Un ange trinque avec une nurse tandis que Jacques Delcuvellerie retrouve le fantôme de sa mère © Lou Hérion
Lentement, tranquillement, ils quittent la longue table autour de laquelle ils devisaient depuis notre arrivée dans la salle. Les uns disparaissent à notre regard, les autres rejoignent l'avant-scène, venant à la rencontre du public qui les attend. Des êtres humains face à d'autres êtres humains.
Parmi ces derniers : Jacques Delcuvellerie et Alexandre Trocki. Les deux faces d'un même homme répondant à un nom cousu de fil blanc : Jacques Delui. Une sorte de double du metteur en scène qui tout au long de ce spectacle unique en son genre va payer de sa personne, parler de lui, du théâtre, de ses drames, de ses joies, de ses peurs, de ses révoltes. Mais ce qui pourrait n'être qu'une sorte de long testament nombriliste évite magistralement cet écueil car dans le miroir que se tend Jacques Delui, c'est notre propre visage que l'on reconnaît. Celui d'un monde, d'une époque.
Un uomo di meno parle autant de la possible disparition de l'espèce humaine que d'un créateur qui, avec le Groupov, bouleversa la pratique théâtrale dans notre pays. « Si on peut trouver dans le spectacle une sorte de bilan d'un parcours, le personnage principal n'emprunte mon propre itinéraire que jusqu'à un certain point », explique Jacques Delcuvellerie. C'est ce qui en fait l'originalité et la formidable richesse.
En faisant porter son personnage de fiction par un autre comédien, il met en évidence les innombrables contradictions qui parfois nous déchirent et rendent nos actes incompréhensibles aux yeux des autres. Ici, les deux Jacques dialoguent, se confortent ou se disputent âprement, l'acteur allant jusqu'à vouloir prendre le pouvoir au metteur en scène puisqu'après tout, c'est lui qui l'incarne sur le plateau.

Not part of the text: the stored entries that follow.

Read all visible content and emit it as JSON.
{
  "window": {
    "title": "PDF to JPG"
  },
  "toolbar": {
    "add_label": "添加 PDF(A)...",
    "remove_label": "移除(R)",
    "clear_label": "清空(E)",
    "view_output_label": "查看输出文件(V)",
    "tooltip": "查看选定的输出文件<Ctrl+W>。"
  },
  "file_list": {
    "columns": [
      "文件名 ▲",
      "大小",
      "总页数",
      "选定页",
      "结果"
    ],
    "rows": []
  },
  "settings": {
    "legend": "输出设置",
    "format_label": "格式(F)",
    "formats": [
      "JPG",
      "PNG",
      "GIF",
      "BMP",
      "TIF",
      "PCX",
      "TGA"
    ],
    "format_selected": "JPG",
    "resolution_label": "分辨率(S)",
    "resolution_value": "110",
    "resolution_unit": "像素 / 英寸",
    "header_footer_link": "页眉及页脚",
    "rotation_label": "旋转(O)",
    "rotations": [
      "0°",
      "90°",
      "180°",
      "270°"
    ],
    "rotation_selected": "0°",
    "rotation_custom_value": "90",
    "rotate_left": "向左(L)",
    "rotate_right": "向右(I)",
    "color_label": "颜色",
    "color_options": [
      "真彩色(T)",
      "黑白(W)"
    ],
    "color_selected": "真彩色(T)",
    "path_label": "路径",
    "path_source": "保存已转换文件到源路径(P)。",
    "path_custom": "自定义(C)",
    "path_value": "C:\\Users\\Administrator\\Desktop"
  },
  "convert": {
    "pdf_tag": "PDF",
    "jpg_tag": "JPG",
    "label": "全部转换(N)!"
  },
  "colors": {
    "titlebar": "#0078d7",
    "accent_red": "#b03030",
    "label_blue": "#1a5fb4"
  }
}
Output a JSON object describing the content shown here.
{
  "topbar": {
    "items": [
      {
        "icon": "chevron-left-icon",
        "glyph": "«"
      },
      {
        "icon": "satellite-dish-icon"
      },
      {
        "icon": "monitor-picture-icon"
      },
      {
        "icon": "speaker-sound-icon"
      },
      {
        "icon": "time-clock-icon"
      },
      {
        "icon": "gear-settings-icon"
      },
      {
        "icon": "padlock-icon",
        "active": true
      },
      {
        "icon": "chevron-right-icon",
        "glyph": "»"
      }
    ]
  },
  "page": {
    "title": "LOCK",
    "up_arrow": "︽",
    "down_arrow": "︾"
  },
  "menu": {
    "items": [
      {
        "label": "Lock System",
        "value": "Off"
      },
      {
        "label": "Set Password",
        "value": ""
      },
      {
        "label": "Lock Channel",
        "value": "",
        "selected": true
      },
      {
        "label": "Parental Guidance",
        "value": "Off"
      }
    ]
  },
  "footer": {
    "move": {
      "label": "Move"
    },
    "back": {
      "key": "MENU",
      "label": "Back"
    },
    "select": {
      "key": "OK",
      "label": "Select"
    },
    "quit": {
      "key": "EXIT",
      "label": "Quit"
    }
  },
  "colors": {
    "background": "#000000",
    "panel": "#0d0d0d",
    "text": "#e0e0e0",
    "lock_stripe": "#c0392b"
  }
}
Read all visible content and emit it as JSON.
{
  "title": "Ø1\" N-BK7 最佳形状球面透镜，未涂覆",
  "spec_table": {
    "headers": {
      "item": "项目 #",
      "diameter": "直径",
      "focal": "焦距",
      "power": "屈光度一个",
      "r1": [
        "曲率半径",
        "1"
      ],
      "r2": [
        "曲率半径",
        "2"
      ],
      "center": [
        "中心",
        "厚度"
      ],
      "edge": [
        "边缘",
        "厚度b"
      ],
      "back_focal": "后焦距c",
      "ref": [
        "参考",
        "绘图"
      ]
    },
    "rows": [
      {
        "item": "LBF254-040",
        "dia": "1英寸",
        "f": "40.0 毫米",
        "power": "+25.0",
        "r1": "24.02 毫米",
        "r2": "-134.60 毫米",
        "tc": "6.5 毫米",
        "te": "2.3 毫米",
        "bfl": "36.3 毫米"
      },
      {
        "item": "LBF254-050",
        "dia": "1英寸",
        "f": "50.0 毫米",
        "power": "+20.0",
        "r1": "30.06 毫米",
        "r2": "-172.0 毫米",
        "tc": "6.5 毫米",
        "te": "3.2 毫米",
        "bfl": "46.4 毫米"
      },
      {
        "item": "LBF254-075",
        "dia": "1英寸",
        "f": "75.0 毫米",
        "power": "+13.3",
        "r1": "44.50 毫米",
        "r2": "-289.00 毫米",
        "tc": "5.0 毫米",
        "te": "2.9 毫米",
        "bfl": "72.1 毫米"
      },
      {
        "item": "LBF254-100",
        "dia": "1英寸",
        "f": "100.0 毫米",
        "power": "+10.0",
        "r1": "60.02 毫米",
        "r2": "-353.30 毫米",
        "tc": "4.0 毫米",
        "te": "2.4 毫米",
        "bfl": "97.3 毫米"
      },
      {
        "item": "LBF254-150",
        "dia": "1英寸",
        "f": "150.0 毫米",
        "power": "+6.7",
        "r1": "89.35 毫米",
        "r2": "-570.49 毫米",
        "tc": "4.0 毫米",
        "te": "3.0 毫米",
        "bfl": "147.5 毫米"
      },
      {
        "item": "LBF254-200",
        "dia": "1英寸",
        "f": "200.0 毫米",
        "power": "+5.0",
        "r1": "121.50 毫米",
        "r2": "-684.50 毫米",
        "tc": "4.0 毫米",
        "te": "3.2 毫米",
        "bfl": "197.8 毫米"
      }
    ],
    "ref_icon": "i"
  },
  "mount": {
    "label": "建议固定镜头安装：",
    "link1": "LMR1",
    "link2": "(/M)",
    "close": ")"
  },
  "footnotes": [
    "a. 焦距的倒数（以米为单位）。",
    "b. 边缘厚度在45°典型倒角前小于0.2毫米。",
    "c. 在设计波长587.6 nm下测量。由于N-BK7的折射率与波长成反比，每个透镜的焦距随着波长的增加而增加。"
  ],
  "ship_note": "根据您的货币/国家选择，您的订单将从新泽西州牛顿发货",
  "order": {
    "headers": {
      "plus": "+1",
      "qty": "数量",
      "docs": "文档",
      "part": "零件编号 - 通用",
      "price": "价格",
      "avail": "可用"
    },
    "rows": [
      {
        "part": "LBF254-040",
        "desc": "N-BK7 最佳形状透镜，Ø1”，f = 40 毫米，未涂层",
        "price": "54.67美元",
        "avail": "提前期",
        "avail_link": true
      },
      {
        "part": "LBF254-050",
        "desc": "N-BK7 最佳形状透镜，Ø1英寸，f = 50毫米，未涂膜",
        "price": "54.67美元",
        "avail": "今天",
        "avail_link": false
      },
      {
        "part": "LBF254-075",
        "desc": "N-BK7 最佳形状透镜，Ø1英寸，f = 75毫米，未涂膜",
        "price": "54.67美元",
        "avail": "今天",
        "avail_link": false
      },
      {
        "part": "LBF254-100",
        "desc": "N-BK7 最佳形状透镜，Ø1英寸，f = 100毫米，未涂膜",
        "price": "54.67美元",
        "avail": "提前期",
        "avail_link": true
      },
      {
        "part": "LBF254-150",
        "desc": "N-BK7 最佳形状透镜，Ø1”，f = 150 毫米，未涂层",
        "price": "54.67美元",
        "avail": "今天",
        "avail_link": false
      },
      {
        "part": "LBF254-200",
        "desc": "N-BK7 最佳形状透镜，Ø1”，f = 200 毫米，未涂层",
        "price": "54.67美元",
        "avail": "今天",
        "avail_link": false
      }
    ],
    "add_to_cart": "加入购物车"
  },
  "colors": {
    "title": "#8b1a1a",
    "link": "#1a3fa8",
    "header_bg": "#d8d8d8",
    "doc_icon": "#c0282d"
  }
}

Un uomo di meno est un spectacle long : sept heures. Sept heures où de vraies gens, en chair et en os, de part et d'autre du plateau, partagent une expérience, un voyage, des questionnements, des souffrances, des rires, des espérances. Sept heures où l'intelligence et le sensible sont convoqués à part égale. Sept heures où, malgré la violence terrible de certains moments et la terrifiante inconscience dans laquelle nous vivons, on se dit qu'il reste une lueur d'espoir puisque cela a lieu. Sept heures gagnées sur la mort. Sept heures où l'on se dit que, malgré tout, le « vivre ensemble » est encore possible.
Nous sommes vivants
Ce spectacle nous rappelle d'emblée deux choses essentielles : nous sommes vivants et nous sommes mortels. Et il nous invite dans la foulée à un formidable voyage au centre de l'humain. On y passe par tous les genres de spectacle possible : récit, témoignages filmés, théâtre d'ombres, moments de pure fiction, reconstitution rêvée d'épisodes du passé. On y chante énormément. Des anges déboulent, les ailes marquées du marteau et de la faucille. Pasolini, Brecht, Sade sont parmi nous, tout comme un nain shakespearien, le fantôme de la mère, Nursy l'infirmière sexy
Ce spectacle exceptionnel par sa durée, l'est aussi par le nombre de comédiens sur scène, la complexité de la scénographie. Autant dire qu'on ne risque pas de le revoir souvent. Il faut donc se précipiter au Théâtre de la Place à Liège qui le reprend dès vendredi soir.
Du 25 mai au 3 juin au Théâtre de la Place à Liège, www.theatredelaplace.be, 04-342.00.00.